Paris Agreement: a roadmap to tackle climate and environment challenges

Adopted by the 196 Parties of the United Nations Framework Convention on Climate Change (UNFCCC) last December, and signed by 175 countries on 22 April 2016, the Paris Agreement provides guidelines for global efforts in addressing climate change, and establishes a five-year review cycle for detailed work programs of cutting emissions, differentiation between countries as to their responsibilities for action, and financing for poor countries to deal with rising temperatures.

In a nutshell, Paris Agreement sets a target of holding the increase in the global average temperature to well below 2°C prior to 2100 and pursuing the efforts to limit the temperature increase to 1.5°C. The landmark Agreement has 29 articles, including mitigation, adaptation, loss and damage, finance, technology development and transfer, capacity building, transparency of action and support, and global stocktake, which pose many new global opportunities and challenges for climate research and services.

Global warming has caused ice melting in polar regions and the northern hemisphere and sea level rise, extreme weather and climate events such as tropical cyclone and ENSO, acceleration of global water cycle, as well as ocean acidification and hypoxia. Since the earth's climate system is highly non-linear, even if the global temperature increase could be limited to 1.5°C via emission reduction, risks and vulnerability may remain that could result in more frequent extreme weather events, regime shifts of non-equilibrium ecosystem, and persistent rise of global and regional sea level. Therefore, in response to the Agreement, scientific community should build up a massive research effort on the mechanisms and adaptation of climate changes, including reliable assessment of climate changes and their impacts in global and regional scales, especially decadal predication that could provide scientific evidence in support of the reduction of carbon emission.

While the Agreement represents a monumental step in the international efforts in controlling global warming, many difficult problems remain to be solved. Most notably, it is unclear what amount of reduction in greenhouse gas emission is required to control the global warming below 2°C by 2100. Multi-components of the earth's climate system and multi-scale spatial-temporal variations call for interdisciplinary research through collaboration and innovation, in order to improve the prediction of decadal and longer timescale climate changes. To achieve this goal, we need to build global comprehensive observational networks, reliable earth system models as well as develop more effective prediction-assessment approaches.

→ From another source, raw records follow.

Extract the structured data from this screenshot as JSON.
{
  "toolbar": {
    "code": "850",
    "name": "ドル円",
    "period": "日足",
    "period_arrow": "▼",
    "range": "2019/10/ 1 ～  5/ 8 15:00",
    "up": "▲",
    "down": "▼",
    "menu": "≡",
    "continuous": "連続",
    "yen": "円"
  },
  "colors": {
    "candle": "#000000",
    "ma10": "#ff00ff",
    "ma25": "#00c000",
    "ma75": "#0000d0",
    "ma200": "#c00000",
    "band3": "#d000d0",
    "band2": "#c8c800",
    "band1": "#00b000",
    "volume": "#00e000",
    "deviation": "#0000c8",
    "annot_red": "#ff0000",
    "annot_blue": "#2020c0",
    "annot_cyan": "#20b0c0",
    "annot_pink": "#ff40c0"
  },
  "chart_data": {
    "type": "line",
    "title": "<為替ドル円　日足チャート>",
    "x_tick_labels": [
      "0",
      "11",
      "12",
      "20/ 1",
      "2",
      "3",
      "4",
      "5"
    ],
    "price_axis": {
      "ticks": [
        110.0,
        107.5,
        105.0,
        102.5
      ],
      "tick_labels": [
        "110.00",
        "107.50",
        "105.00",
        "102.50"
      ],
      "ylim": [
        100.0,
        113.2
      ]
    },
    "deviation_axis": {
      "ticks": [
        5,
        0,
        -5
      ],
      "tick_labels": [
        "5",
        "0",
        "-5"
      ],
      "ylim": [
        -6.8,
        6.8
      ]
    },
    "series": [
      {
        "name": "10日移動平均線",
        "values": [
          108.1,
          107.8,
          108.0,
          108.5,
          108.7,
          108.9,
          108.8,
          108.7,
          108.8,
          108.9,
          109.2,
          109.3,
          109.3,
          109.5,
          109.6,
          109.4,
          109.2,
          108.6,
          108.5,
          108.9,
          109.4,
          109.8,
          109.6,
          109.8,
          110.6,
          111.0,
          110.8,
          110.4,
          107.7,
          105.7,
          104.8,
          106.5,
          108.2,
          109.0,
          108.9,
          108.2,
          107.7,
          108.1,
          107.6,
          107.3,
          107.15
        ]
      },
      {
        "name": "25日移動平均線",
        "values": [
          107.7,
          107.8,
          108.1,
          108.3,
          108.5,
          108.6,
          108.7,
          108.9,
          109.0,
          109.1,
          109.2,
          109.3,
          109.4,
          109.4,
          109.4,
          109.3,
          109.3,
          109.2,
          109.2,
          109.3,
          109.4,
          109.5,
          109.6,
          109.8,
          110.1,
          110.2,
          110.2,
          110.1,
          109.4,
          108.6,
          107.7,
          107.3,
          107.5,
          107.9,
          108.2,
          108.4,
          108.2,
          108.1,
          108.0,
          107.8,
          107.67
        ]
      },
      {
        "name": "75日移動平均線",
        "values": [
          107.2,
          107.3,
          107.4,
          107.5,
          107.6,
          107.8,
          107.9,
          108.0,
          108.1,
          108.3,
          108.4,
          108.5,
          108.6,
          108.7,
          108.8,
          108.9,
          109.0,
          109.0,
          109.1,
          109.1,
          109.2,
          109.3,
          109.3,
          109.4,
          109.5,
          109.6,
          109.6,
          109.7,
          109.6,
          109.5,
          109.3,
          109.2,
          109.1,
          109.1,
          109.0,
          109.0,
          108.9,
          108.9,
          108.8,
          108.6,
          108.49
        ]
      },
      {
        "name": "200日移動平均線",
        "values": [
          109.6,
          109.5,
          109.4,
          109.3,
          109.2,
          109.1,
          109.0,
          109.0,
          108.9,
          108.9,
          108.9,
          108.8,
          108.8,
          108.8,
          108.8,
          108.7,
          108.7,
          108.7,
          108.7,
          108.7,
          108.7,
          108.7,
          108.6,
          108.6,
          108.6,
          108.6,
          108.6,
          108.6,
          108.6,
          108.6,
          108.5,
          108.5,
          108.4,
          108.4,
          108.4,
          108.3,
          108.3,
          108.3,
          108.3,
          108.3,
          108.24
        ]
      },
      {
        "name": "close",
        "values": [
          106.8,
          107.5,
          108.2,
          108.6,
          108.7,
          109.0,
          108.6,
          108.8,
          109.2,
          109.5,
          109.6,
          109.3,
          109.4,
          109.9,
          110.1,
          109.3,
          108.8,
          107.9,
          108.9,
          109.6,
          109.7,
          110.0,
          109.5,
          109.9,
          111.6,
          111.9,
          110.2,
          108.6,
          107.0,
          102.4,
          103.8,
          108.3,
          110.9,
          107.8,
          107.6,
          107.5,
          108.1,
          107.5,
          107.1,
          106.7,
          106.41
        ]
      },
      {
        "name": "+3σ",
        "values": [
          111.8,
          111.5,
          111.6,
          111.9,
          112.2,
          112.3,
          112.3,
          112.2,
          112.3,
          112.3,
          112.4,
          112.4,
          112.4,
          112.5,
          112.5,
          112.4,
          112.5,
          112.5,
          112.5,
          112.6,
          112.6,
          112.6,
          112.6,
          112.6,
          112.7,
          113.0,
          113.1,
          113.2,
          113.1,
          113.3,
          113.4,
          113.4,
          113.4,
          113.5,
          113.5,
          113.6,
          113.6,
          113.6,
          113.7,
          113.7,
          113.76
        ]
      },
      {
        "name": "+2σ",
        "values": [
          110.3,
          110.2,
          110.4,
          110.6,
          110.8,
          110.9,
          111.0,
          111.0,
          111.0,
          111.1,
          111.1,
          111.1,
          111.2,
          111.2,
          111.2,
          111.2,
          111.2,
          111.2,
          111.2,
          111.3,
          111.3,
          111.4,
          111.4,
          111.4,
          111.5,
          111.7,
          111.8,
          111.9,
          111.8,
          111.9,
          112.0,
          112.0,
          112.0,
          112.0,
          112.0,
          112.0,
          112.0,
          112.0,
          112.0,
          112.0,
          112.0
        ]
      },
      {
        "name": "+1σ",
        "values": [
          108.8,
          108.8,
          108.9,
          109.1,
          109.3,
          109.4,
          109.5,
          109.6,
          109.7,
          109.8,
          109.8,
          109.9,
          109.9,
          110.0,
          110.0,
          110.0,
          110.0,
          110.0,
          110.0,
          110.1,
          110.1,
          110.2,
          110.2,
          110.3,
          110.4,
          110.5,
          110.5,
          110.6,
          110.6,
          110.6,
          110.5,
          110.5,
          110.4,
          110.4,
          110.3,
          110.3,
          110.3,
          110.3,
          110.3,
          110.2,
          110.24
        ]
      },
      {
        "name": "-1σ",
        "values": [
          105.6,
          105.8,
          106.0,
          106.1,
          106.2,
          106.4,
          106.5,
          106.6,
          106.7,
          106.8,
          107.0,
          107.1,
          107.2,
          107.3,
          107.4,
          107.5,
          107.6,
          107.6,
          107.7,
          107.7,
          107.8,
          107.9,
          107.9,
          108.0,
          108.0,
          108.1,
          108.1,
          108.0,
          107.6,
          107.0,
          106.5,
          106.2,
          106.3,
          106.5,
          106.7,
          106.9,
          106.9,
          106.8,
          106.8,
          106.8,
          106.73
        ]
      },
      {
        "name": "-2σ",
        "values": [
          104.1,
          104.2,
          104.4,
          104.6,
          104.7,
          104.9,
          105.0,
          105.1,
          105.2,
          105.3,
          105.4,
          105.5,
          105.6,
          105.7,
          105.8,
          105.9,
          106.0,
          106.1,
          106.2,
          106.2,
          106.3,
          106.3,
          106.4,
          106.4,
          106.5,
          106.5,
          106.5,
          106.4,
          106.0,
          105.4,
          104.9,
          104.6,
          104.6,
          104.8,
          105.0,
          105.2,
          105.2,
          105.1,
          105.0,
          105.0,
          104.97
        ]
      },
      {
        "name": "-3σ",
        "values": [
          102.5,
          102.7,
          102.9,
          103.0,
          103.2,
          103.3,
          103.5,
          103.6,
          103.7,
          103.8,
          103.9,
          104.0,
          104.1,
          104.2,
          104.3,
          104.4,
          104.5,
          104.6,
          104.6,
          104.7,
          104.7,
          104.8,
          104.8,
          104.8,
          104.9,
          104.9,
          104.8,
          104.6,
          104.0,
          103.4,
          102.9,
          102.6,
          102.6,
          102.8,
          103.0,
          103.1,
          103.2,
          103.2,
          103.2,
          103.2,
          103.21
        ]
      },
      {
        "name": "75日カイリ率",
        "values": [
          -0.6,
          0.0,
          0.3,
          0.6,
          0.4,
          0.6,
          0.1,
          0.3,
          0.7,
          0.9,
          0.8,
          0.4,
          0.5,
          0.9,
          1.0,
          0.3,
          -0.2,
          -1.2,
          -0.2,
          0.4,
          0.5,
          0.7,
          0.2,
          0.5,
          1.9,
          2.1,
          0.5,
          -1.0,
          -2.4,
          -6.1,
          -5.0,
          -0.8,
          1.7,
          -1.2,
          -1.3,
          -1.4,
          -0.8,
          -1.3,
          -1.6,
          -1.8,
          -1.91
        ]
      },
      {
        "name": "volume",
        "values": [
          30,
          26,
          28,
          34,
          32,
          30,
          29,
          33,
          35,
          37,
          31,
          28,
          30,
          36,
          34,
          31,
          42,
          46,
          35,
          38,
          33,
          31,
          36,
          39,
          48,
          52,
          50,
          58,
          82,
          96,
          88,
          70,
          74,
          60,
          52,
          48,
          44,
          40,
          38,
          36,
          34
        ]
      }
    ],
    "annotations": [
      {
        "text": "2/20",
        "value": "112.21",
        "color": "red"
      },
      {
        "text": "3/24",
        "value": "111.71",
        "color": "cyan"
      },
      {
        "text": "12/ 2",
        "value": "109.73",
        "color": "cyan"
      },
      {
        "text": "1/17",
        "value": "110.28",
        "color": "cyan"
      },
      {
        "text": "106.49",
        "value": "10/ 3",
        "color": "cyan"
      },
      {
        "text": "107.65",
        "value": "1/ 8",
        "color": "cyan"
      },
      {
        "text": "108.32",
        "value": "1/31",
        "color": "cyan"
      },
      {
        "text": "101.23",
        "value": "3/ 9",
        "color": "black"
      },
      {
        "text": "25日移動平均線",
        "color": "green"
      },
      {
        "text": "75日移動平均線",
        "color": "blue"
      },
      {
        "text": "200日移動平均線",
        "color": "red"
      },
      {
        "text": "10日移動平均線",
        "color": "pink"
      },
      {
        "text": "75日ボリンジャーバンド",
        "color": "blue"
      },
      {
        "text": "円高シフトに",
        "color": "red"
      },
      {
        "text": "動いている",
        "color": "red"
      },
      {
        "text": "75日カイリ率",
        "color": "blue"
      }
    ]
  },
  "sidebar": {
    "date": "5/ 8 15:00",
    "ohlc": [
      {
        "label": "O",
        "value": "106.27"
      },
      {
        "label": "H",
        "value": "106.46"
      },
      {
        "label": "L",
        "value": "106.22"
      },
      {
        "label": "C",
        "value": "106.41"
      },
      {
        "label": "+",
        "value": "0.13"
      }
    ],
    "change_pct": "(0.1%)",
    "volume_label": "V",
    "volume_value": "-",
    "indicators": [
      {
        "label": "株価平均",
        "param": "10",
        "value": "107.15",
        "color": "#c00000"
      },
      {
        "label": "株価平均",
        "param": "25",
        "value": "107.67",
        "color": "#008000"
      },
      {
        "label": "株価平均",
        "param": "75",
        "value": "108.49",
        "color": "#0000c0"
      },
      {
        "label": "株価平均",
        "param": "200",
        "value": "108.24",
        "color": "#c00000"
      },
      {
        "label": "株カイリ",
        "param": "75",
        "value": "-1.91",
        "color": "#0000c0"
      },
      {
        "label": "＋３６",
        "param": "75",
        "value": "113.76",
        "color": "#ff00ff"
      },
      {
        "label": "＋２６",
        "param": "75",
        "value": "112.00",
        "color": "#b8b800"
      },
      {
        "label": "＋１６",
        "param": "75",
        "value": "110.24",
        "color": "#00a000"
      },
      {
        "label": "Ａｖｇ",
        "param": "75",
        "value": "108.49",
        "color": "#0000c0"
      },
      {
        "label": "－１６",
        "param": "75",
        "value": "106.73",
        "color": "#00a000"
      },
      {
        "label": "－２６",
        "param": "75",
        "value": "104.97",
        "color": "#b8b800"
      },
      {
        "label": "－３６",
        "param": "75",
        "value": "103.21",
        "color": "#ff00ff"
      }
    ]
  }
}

In this regard, China's investment still lags behind developed countries, and increased investment in fundamental research on the mitigation and adaptation strategies of climate changes are called for. The good news is that the government has recently approved the ‘Earth System Simulator’ project and is planning for the establishment of comprehensive ocean observation system over the China's 13th ‘Five-Year Plan’ as well.

In terms of social economic development, ambition of the Agreement in emission reductions could be achieved by restructuring the world's energy usage from fossil fuels to renewables, which influences geopolitics and world economy as well as will enhance the innovation-driven development in renewable energy. Key renewable marine energies, such as tidal wave energy, ocean thermal energy, and sea-water chemical energy, together with solar and wind energy, will contribute larger shares of energy sources and help to reduce carbon emission. With increasing use of marine energy, we can expect technological advances in equipment innovation and manufacturing, new materials, and ocean engineering, all of which benefit economy, promote upgrade and transformation of industries as ‘Marine Energy Plus’. The Paris Agreement will undoubtedly bring opportunity for a drastic restructuring of China's energy industry, and we should be making early preparation to meet this upcoming adjustment.

In short, the Paris Agreement will promote climate research, industrial structural adjustment, and economic social development, in spite of potential difficulties in its implementation and the deficiency in current technologies dealing with many environmental issues. The Chinese government has shown its commitment in addressing climate change, tackling the challenges, and in shouldering major global responsibility. Meanwhile, the science community needs to be mobilized under new research initiatives in both basic science and technological development that directly address these new global challenges in the coming decades.